The SDK measurements show the real picture. DynamoDB PutItem averages 12.2ms (matches ~8ms profile + local overhead). S3 ListBuckets averages 52.1ms (matches ~50ms profile). Use time.monotonic() for accurate timing, not wall clock time.

Fixed latency mode

Terminal
$ SIMULATE_LATENCY=50 localemu start

# Every API response gets exactly 50ms added delay
# No per-service profiles, no jitter: flat and predictable

$ SIMULATE_LATENCY=200 localemu start

# 200ms delay, useful for testing timeout handling
# Verify your app handles slow responses gracefully

SIMULATE_LATENCY=50 gives every response exactly 50ms of added delay.
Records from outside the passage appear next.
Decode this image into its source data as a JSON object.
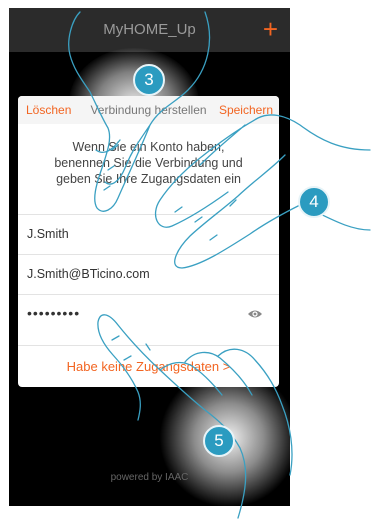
{
  "app": {
    "title": "MyHOME_Up",
    "add_label": "+"
  },
  "dialog": {
    "cancel_label": "Löschen",
    "title": "Verbindung herstellen",
    "save_label": "Speichern",
    "description": "Wenn Sie ein Konto haben, benennen Sie die Verbindung und geben Sie Ihre Zugangsdaten ein",
    "name_value": "J.Smith",
    "email_value": "J.Smith@BTicino.com",
    "password_value": "•••••••••",
    "no_credentials_link": "Habe keine Zugangsdaten >"
  },
  "footer": {
    "text": "powered by IAAC"
  },
  "steps": {
    "step3": "3",
    "step4": "4",
    "step5": "5"
  },
  "colors": {
    "accent": "#f26522",
    "badge": "#2b9bc0",
    "background": "#000000",
    "topbar": "#2b2b2b"
  },
  "icons": {
    "add": "plus-icon",
    "eye": "eye-icon"
  }
}
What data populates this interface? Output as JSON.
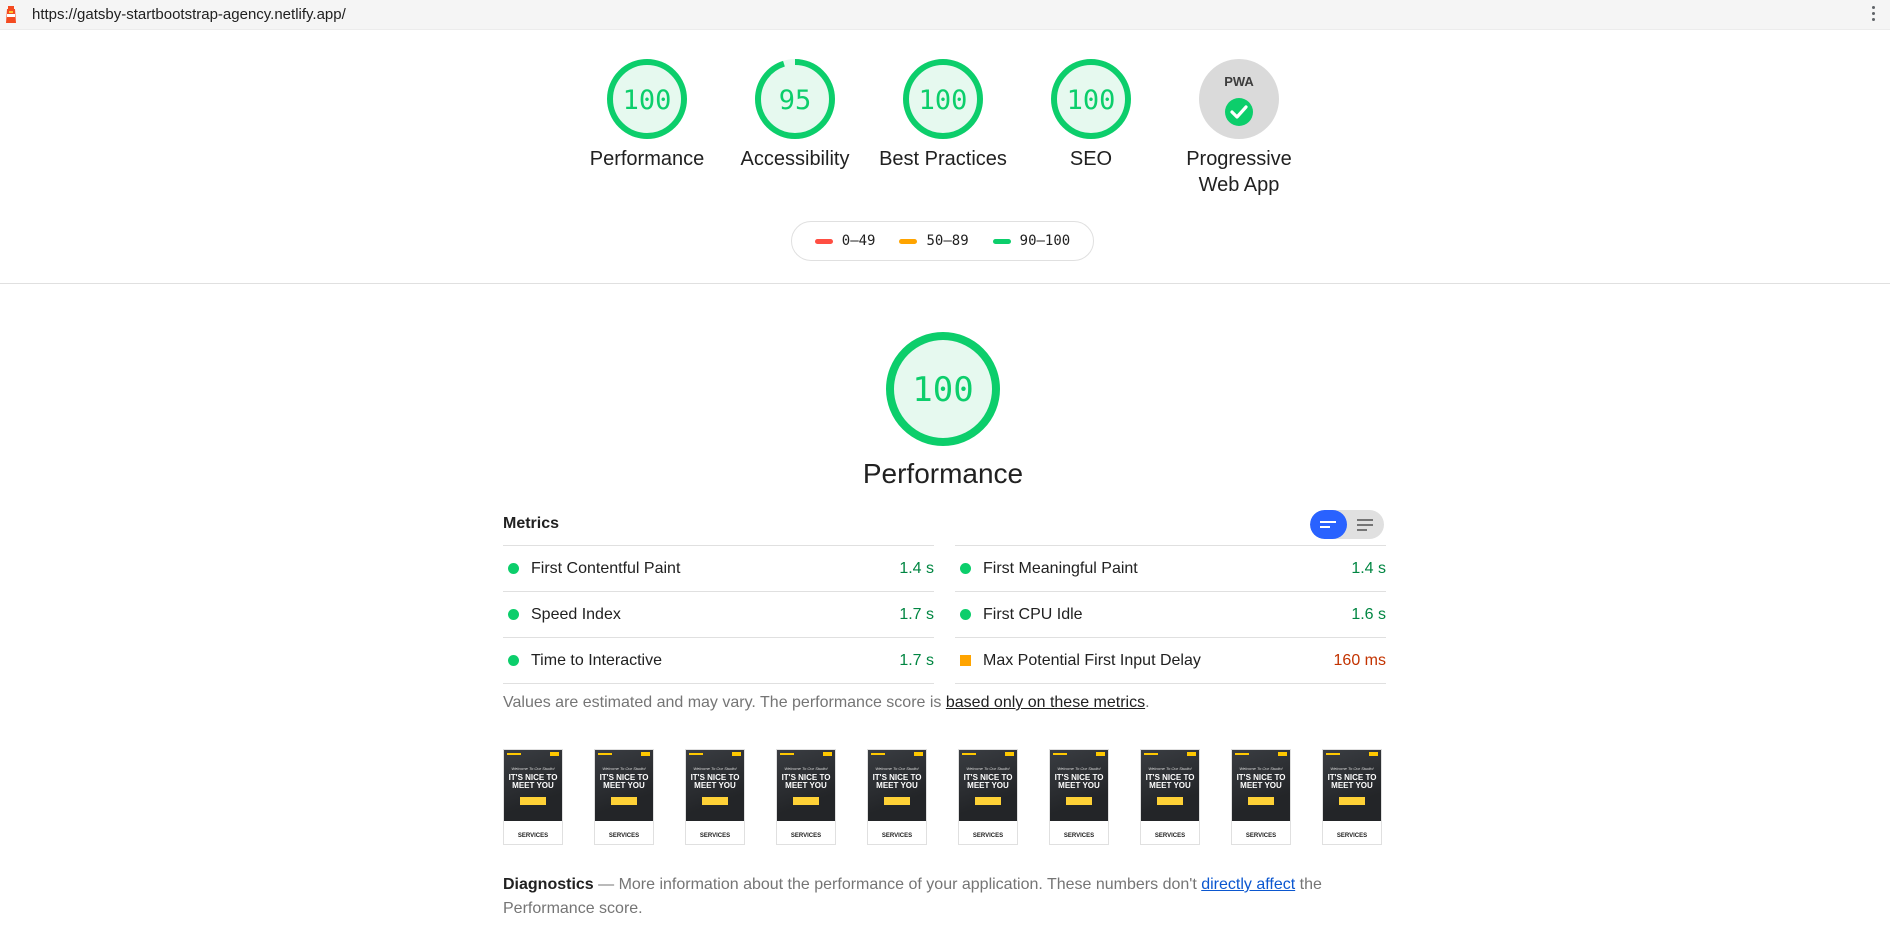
{
  "top_bar": {
    "url": "https://gatsby-startbootstrap-agency.netlify.app/"
  },
  "gauges": [
    {
      "score": "100",
      "label": "Performance"
    },
    {
      "score": "95",
      "label": "Accessibility"
    },
    {
      "score": "100",
      "label": "Best Practices"
    },
    {
      "score": "100",
      "label": "SEO"
    }
  ],
  "pwa": {
    "logo_text": "PWA",
    "label_line1": "Progressive",
    "label_line2": "Web App"
  },
  "legend": {
    "fail": "0–49",
    "average": "50–89",
    "pass": "90–100"
  },
  "colors": {
    "pass": "#0cce6b",
    "average": "#ffa400",
    "fail": "#ff4e42",
    "accent": "#2962ff"
  },
  "performance": {
    "score": "100",
    "title": "Performance"
  },
  "metrics": {
    "heading": "Metrics",
    "left": [
      {
        "name": "First Contentful Paint",
        "value": "1.4 s",
        "rating": "pass"
      },
      {
        "name": "Speed Index",
        "value": "1.7 s",
        "rating": "pass"
      },
      {
        "name": "Time to Interactive",
        "value": "1.7 s",
        "rating": "pass"
      }
    ],
    "right": [
      {
        "name": "First Meaningful Paint",
        "value": "1.4 s",
        "rating": "pass"
      },
      {
        "name": "First CPU Idle",
        "value": "1.6 s",
        "rating": "pass"
      },
      {
        "name": "Max Potential First Input Delay",
        "value": "160 ms",
        "rating": "average"
      }
    ]
  },
  "note": {
    "text": "Values are estimated and may vary. The performance score is ",
    "link": "based only on these metrics",
    "suffix": "."
  },
  "filmstrip": {
    "frame_subtitle": "Welcome To Our Studio!",
    "frame_title": "IT'S NICE TO MEET YOU",
    "frame_caption": "SERVICES",
    "frame_count": 10
  },
  "diagnostics": {
    "title": "Diagnostics",
    "text": " — More information about the performance of your application. These numbers don't ",
    "link": "directly affect",
    "suffix": " the Performance score."
  }
}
No per-service profiles, no jitter. Useful for consistent testing, verifying performance budgets, and testing timeout handling.

How It Works

Response handler

Runs after the service processes the request, before returning the response to the client. Like real network latency.

Gaussian distribution

Each call gets a random delay from a normal distribution (mean +/- stddev). Clamped to [1ms, 5x mean] to avoid negative or extreme outliers.

Skips internal calls

Cross-service calls (e.g. Lambda invoking DynamoDB internally) skip the delay. Only the external client request pays it, the way real AWS bills network latency.

Off by default

The handler only registers when SIMULATE_LATENCY is set to something other than 0 / false / no. Calm-mode runs pay nothing.